Women who are traveling to Vietnam, should avoid wearing revealing clothing and wearing too much makeup. Women should take care to cover their legs and cleavage, and be modest in behavior and attire at all times.
Dining at a Vietnamese Home
If ever you get invited to dine at a Vietnamese home, expect to leave with a full belly and the memory of the most authentic, sumptuous dishes that you will ever have in your entire life. To make sure that you don’t unintentionally offend anyone, here are a couple things that you should do.
Bring a gift for the family. Fruits and sweets are both appropriate, and don’t forget to wrap them in colorful paper. Avoid giving gifts that signify death or mourning, such as handkerchiefs, anything black, or yellow flowers or chrysanthemums.
Take your shoes off before entering a Vietnamese home. Be sure to step over the threshold.
You will be shown where to sit. Wait for the oldest person to sit, and after he or she does, the rest of the family and you may now sit. Before you eat, wait for the oldest person or the head of the family to start eating. As an act of hospitality, members of the family will often serve you food.
Remember to pass dishes with both hands, and use your chopsticks. Place your chopsticks on the chopstick rest after every few mouthfuls or when drinking or speaking. When eating, hold the bowl close to your face, and hold the soup spoon with your left hand while eating soup.
Try to finish everything on your plate or bowl, and when you’re done, rest your chopsticks on top of your rice bowl.
If you’re in Vietnam for business, it would be in your favor to understand the etiquette and protocol before starting negotiations.
Appearance is very important, and being well-groomed is appreciated by Vietnamese businessmen. Men must wear a suit in black, grey or navy, and complete the look with a coordinating tie. Women should wear conservative pant suits or skirt suits, with minimal makeup and neatly styled hair.
Appointments should be made before the meeting, so don’t just barge in someone’s office. It’s best to make the appointment several weeks in advance. You may also want to bring someone with you to act as a translator or interpreter if there’s a need for one. Be punctual for the meeting, and shake hands with members of the same sex only. If a Vietnamese woman is present during the meeting, wait for her to extend her hand. If she doesn’t, then greet her by bowing your head slightly.
Exchange business cards before you start negotiations. Present your card with both hands, and receive business cards in the same manner. Start with small talk and inquire about their families before discussing any business matter.

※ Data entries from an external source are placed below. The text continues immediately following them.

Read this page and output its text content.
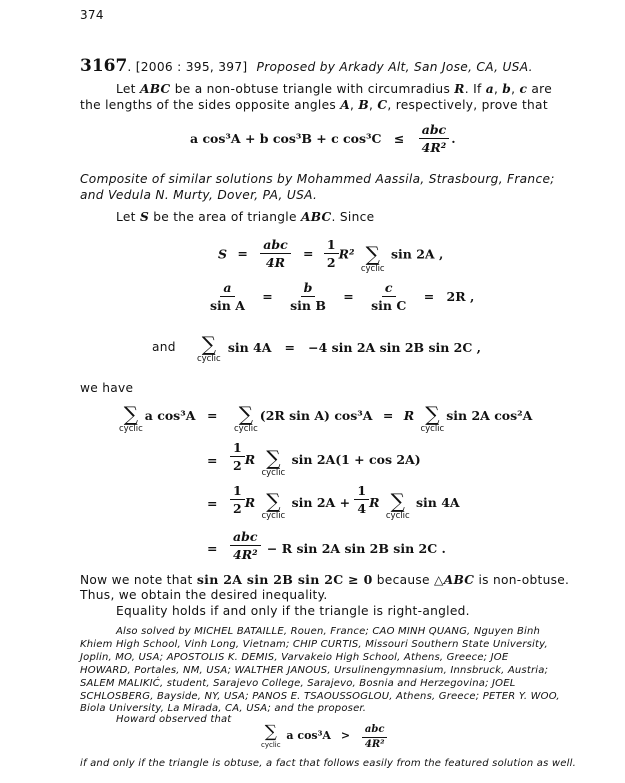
374
3167. [2006 : 395, 397] Proposed by Arkady Alt, San Jose, CA, USA.
Let ABC be a non-obtuse triangle with circumradius R. If a, b, c are
the lengths of the sides opposite angles A, B, C, respectively, prove that
a cos³A + b cos³B + c $\cos^3C \le \frac{\text{abc}}{\text{4R²}}$ .
Composite of similar solutions by Mohammed Aassila, Strasbourg, France;
and Vedula N. Murty, Dover, PA, USA.
Let S be the area of triangle ABC. Since
$S = \frac{\text{abc}}{4R} = \frac{1}{2} R^2$ ∑
cyclic
sin 2A ,
$\frac{a}{\text{sin A}} = \frac{b}{\text{sin B}} = \frac{c}{\text{sin C}} = 2R$ ,
$^{and}$ ∑
cyclic
$^{sin 4A}$ = $^{-4 sin 2A sin 2B sin 2C ,}$
we have
∑
cyclic
a cos³A = ∑
cyclic
(2R sin A) cos³A = R ∑
cyclic
sin 2A cos²A
= $\frac{1}{2}$ R ∑
cyclic
sin 2A(1 + cos 2A)
= $\frac{1}{2}$ R ∑
cyclic
$\sin 2A + \frac{1}{4}$ R ∑
cyclic
sin 4A
= $\frac{\text{abc}}{\text{4R²}} - R$ sin 2A sin 2B sin 2C .
Now we note that sin 2A sin 2B sin 2C ≥ 0 because △ABC is non-obtuse.
Thus, we obtain the desired inequality.
Equality holds if and only if the triangle is right-angled.
Also solved by MICHEL BATAILLE, Rouen, France; CAO MINH QUANG, Nguyen Binh
Khiem High School, Vinh Long, Vietnam; CHIP CURTIS, Missouri Southern State University,
Joplin, MO, USA; APOSTOLIS K. DEMIS, Varvakeio High School, Athens, Greece; JOE
HOWARD, Portales, NM, USA; WALTHER JANOUS, Ursulinengymnasium, Innsbruck, Austria;
SALEM MALIKIĆ, student, Sarajevo College, Sarajevo, Bosnia and Herzegovina; JOEL
SCHLOSBERG, Bayside, NY, USA; PANOS E. TSAOUSSOGLOU, Athens, Greece; PETER Y. WOO,
Biola University, La Mirada, CA, USA; and the proposer.
Howard observed that
∑
cyclic
a $\cos^3A > \frac{\text{abc}}{\text{4R²}}$
if and only if the triangle is obtuse, a fact that follows easily from the featured solution as well.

You’ll most likely be asked the same type of questions, and that’s because the Vietnamese will want to get to know you a little before doing business with you, especially if this is the first time that they’ll be meeting you. Hierarchy is extremely important, so defer to the senior person in the room to begin and guide the conversations.
Negotiations can be slow and decisions will typically go through a lot of red tape and group consultations, so be patient. The Vietnamese value relationship-building and harmony so avoid pressure tactics or hard selling and any sort of confrontation. At the end of the meeting or during business meals, it is customary to exchange business gifts. They should be small but not expensive. Something bearing your company logo or a small item that is typical to your country are both appropriate gifts.
Whether you’re in Vietnam for business or pleasure, knowing the local customs and etiquette will ensure that you and your Vietnamese friends or business associates will have a pleasant time together. Most of all, it will show that you have the utmost respect for the culture and people of this wonderful country.
So take the time to remember the do’s and don’ts while you’re in Vietnam. You’ll draw more people to you, and maybe gain a friend or two.